At this point, we need to consider a well-known objection to the Cartesian cogito: that of Lichtenberg. Is it legitimate to go beyond thought itself, and hypostasize its subject as Descartes does? It's all very well for a thought to occur, but what's to guarantee that this occurrence is attributable to a subject, even if it's myself? Lichtenberg argues that the transition to "I think" is illegitimate, and that we should stick to a simple cogitatur: "it thinks".

Lichtenberg's reply is that, in Descartes, thoughts are defined by consciousness. Thoughts are immediately given to us, and are the object of the mental act of apperception, not contingently, like a sunset that may or may not be observed, but necessarily: a thought would not be a thought if it were not present to the consciousness of the thinking subject. Thoughts are therefore inseparable from the subject of consciousness: the subject of consciousness is the subject to whose awareness thoughts are present, and in whose absence there would be no consciousness and therefore no thought.

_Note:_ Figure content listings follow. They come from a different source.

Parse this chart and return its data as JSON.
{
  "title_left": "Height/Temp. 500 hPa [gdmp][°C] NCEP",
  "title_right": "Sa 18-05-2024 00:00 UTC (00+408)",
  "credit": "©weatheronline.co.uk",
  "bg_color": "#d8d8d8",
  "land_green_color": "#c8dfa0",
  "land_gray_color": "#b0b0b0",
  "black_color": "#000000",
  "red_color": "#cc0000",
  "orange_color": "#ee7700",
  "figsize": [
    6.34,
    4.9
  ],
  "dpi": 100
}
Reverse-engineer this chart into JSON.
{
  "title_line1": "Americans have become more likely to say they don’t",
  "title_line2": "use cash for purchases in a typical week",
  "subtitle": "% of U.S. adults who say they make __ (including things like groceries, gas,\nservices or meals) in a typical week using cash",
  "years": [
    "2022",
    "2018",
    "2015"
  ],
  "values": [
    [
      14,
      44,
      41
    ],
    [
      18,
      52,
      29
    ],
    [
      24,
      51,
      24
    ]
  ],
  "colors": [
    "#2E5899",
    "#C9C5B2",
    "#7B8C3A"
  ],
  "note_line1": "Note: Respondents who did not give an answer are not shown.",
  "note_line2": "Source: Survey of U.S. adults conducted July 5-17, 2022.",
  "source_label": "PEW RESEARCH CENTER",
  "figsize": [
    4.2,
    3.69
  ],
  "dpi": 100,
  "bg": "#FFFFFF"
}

Thoughts and their subject (in the minimal sense) are given together in the phenomenon of consciousness, and cannot be dissociated. As Hamelin writes, commenting on Descartes, "the fact of being for oneself is not a special act that is added to thought". From this point of view, there is an important difference, strongly emphasized by Cartesians, between being aware of a thought, and thinking about that thought. When we think about a thought, we form a second thought, distinct and separable from the one we're thinking about. But, as Brentano would later point out, awareness of a thought is not a second thought, but the thought itself as conscious.